4º Domingo de Cuaresma
En la historia de la Alianza de Dios con los hombres, después de la Alianza cósmica con Noé y toda la humanidad, de la Alianza con Abrahán, padre en la fe en el Dios vivo de la promesa, y de la Alianza con Moisés y el pueblo hebreo liberado de la opresión en Egipto, los descendientes que les siguieron, en el reino de Israel y en el reino de Judá, acabaron exiliados en Babilonia. Allí, en el exilio, con el dolor por la pérdida de su tierra y el Templo, según leemos hoy (2Cro 36,14-23), tomaron conciencia de sus grandes infidelidades a la Alianza con Dios, y de sus grandes injusticias entre los hombres, entre ellos. En el exilio, les vino la nostalgia del Dios vivo, al que habían dejado de lado, por otros dioses, las divinidades cananeas, que creyeron más útiles y eficaces, y menos comprometedores para sus conductas. Nostalgia y duelo que canta el Salmo: “Que se me pegue la lengua al paladar si no me acuerdo de ti” (Sal 136,1-6).
Entonces, los profetas Jeremías y Ezequiel apuntaron a una Nueva Alianza. “Mirad que llegan días en que haré con la casa de Israel y la casa de Judá una nueva alianza […]. Meteré mi Ley en su pecho, la escribiré en sus corazones; yo seré su Dios y ellos serán mi pueblo” (Jer 31,31-40). “Los llevé a naciones lejanas, los dispersé por tierras extrañas, pero yo mismo fui para ellos un Santuario […]. Os reuniré de los países en los que estáis dispersos […]. Les daré un corazón nuevo e infundiré en ellos un espíritu nuevo: les arrancaré el corazón de piedra y les daré un corazón de carne, para que sigan mis preceptos […]. Ellos serán mi pueblo y yo seré su Dios” (Ez 11,17-20).
Esta Nueva Alianza, pues, ya no debería basarse en un Código de leyes escritas en piedra o papiros, que se comprometía el pueblo a cumplir; sino que Dios mismo sellaría su alianza en los corazones. Con el conocimiento de la Ley no habían podido cumplir la voluntad de Dios. La Cierto que la Ley les daría conciencia de su pecado. Pero debía darse aún una verdadera conversión del corazón que la Ley no realizaba, pues no movía los corazones; a lo sumo, sólo les podía mover el temor al castigo.

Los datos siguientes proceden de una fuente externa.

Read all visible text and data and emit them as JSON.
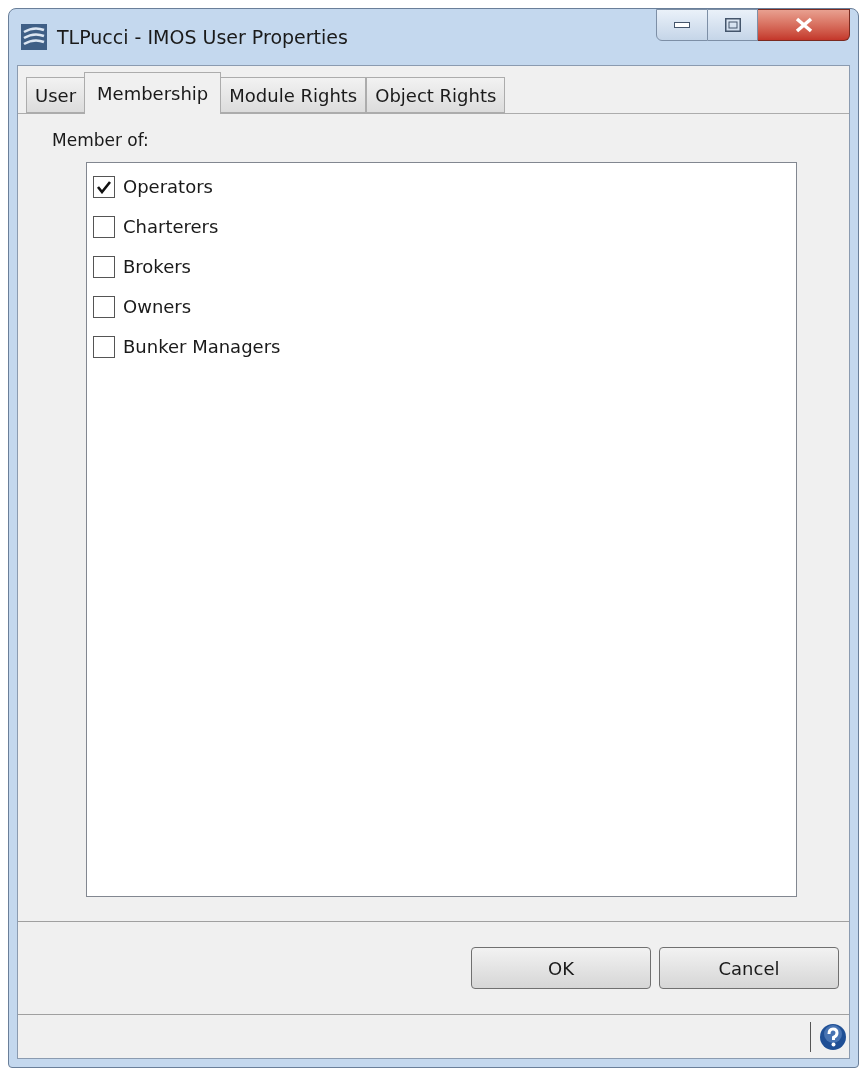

Por eso, en el exilio, lejos de su tierra, sin templo, ni sacrificios, ni sacerdotes ni reyes, aprendieron que sólo “un corazón contrito y humillado” (Sal 51,17), como el suyo entonces, podía valer ante Dios. La Alianza de Dios con los hombres, sólo la podía garantizar Dios mismo. Él en persona, en la persona de su Hijo Jesús, fue quien pudo impactar al corazón humano, al sentirse éste amado y perdonado, y al contemplar la humildad de Dios que nos invita a la humildad y nos atrae por la ternura que sentimos ante la debilidad ajena. Así, débil y humilde se mostró Dios en Jesús, con su humanidad y su gran misericordia, su amor extremado en su entrega hasta la muerte en cruz, condenado por amar demasiado, por amar por encima de la Ley y del Templo.
“Lo mismo que Moisés elevó la serpiente en el desierto, así tiene que ser elevado el Hijo del hombre, para que todo el que crea en él tenga vida eterna” (Jn 3,14). Al ser levantado en la cruz, injustamente condenado, y al ser levantado del sepulcro, pudimos contemplar el amor que nos sana y nos salva. Creer en ese amor, dejarse amar por ese amor extremado de Dios, sentirse tan profundamente amado, es lo que hace que no podamos sino devolver amor, amar sin dudas, amar a Dios y al hermano. Pablo nos dice hoy: Dios, rico en misericordia, por el gran amor con que nos amó, estando nosotros muertos por el pecado, nos ha hecho vivir con Cristo Jesús por pura gracia. Y en el evangelio de Juan leemos: “Tanto amó Dios al mundo que entregó a su Hijo único para que no perezca ninguno de los que creen en Él, sino que tengan vida eterna”. Una nueva evangelización sólo dará su fruto por algo que mueva o atraiga a los corazones de los hombres y mujeres de nuestro tiempo. Sólo el amor mueve al amor.